What to leave at home: Sensitivity. If a party is a sea, then there are inevitably going to be waves and occasional jutting rocks in the form of jerks and unhappy situations. Don’t let yourself be bashed or abashed – just navigate in the clear. Your personality traits enable you to make rapid attitude adjustments, when you decide to. Surround yourself with a resilient emotional raft that turns the stormy bits into a water-park ride, away to happy shores.
- Say yes. You’re naturally curious – find that fun and point it out to others.
- Steer your ship. Go with the flow – but not over the edge of a waterfall.
- Stay positive. You can adapt to any situation wonderfully – try to stick only to the worthy ones.
Exploring Excitement: Logicians (INTP) and Virtuosos (ISTP)
Logicians and Virtuosos think nothing of plunging into whatever interests them, and when their interests are social, they love to experiment with experiences. Their Introversion and the Thinking trait give them a thoughtful approach, as if they have fun with their heads as much as their hearts. But fun in any form makes a party, and with their Prospecting personality trait, they’re always interested in discovering what’s next.
What to bring to the party: An open mind. Connecting with people on a personal level likely isn’t a major focus for you most of the time, and that’s cool... most of the time. But this is a party. You excel at exploring, so make a social occasion a chance to explore being social. Your mind is just waiting to spark a fun conversation. Be excited to share what you know and learn what others have to offer.

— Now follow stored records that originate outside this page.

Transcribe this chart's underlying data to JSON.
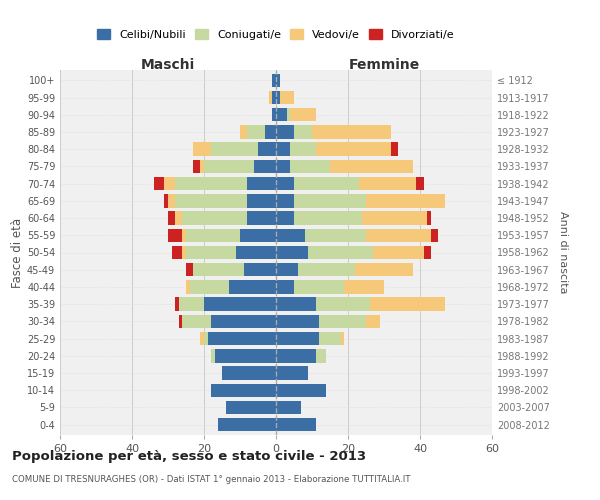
{
  "age_groups": [
    "0-4",
    "5-9",
    "10-14",
    "15-19",
    "20-24",
    "25-29",
    "30-34",
    "35-39",
    "40-44",
    "45-49",
    "50-54",
    "55-59",
    "60-64",
    "65-69",
    "70-74",
    "75-79",
    "80-84",
    "85-89",
    "90-94",
    "95-99",
    "100+"
  ],
  "birth_years": [
    "2008-2012",
    "2003-2007",
    "1998-2002",
    "1993-1997",
    "1988-1992",
    "1983-1987",
    "1978-1982",
    "1973-1977",
    "1968-1972",
    "1963-1967",
    "1958-1962",
    "1953-1957",
    "1948-1952",
    "1943-1947",
    "1938-1942",
    "1933-1937",
    "1928-1932",
    "1923-1927",
    "1918-1922",
    "1913-1917",
    "≤ 1912"
  ],
  "maschi_celibi": [
    16,
    14,
    18,
    15,
    17,
    19,
    18,
    20,
    13,
    9,
    11,
    10,
    8,
    8,
    8,
    6,
    5,
    3,
    1,
    1,
    1
  ],
  "maschi_coniugati": [
    0,
    0,
    0,
    0,
    1,
    1,
    8,
    7,
    11,
    14,
    14,
    15,
    18,
    20,
    20,
    14,
    13,
    5,
    0,
    0,
    0
  ],
  "maschi_vedovi": [
    0,
    0,
    0,
    0,
    0,
    1,
    0,
    0,
    1,
    0,
    1,
    1,
    2,
    2,
    3,
    1,
    5,
    2,
    0,
    1,
    0
  ],
  "maschi_divorziati": [
    0,
    0,
    0,
    0,
    0,
    0,
    1,
    1,
    0,
    2,
    3,
    4,
    2,
    1,
    3,
    2,
    0,
    0,
    0,
    0,
    0
  ],
  "femmine_celibi": [
    11,
    7,
    14,
    9,
    11,
    12,
    12,
    11,
    5,
    6,
    9,
    8,
    5,
    5,
    5,
    4,
    4,
    5,
    3,
    1,
    1
  ],
  "femmine_coniugati": [
    0,
    0,
    0,
    0,
    3,
    6,
    13,
    15,
    14,
    16,
    18,
    17,
    19,
    20,
    18,
    11,
    7,
    5,
    1,
    0,
    0
  ],
  "femmine_vedovi": [
    0,
    0,
    0,
    0,
    0,
    1,
    4,
    21,
    11,
    16,
    14,
    18,
    18,
    22,
    16,
    23,
    21,
    22,
    7,
    4,
    0
  ],
  "femmine_divorziati": [
    0,
    0,
    0,
    0,
    0,
    0,
    0,
    0,
    0,
    0,
    2,
    2,
    1,
    0,
    2,
    0,
    2,
    0,
    0,
    0,
    0
  ],
  "colors": {
    "celibi": "#3a6ea5",
    "coniugati": "#c5d9a0",
    "vedovi": "#f5c87a",
    "divorziati": "#cc2222"
  },
  "title": "Popolazione per età, sesso e stato civile - 2013",
  "subtitle": "COMUNE DI TRESNURAGHES (OR) - Dati ISTAT 1° gennaio 2013 - Elaborazione TUTTITALIA.IT",
  "ylabel": "Fasce di età",
  "ylabel_right": "Anni di nascita",
  "xlabel_maschi": "Maschi",
  "xlabel_femmine": "Femmine",
  "xlim": 60,
  "bg_color": "#ffffff",
  "grid_color": "#cccccc",
  "legend_labels": [
    "Celibi/Nubili",
    "Coniugati/e",
    "Vedovi/e",
    "Divorziati/e"
  ]
}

What to leave at home: Disinterest. It’s easy to get bored when your mind always thirsts for something novel – and it’s okay to be a lively gadabout. But consider staying put for a while. Sometimes things seem shallow because you haven’t gone deep enough yet. Find the fun wherever you are by accepting and adapting. If you must change scenes, be considerate of other people as you enter and exit the flow.
- Be social. Have fun with people, not just near them.
- Share your mind. It will find fans.
- Stick around. Give fun a chance to develop before skipping out.
And Out We Go...
The above tips are based broadly on our research into personality types, but individual people of any type are wonderfully unique, and your experiences may differ. We do hope that these meaningful ideas fire up your thoughts on how you can have a very good time. Even the deepest habits can be shed for a night, like a coat on the way to the dance floor.
While certain tips were provided for certain types, we’d like to emphasize that they’re all worth consideration, no matter who you are. Without encumbering yourself, putting a little thought into how you get down can go a long way toward a successful shindig. Fun is often a choice, and it’s hard to have a bad party when people decide that mutual enjoyment is the main goal. Whether you and your crew roll upscale urban or backyard bonfire, please have a very joyful and safe holiday party season.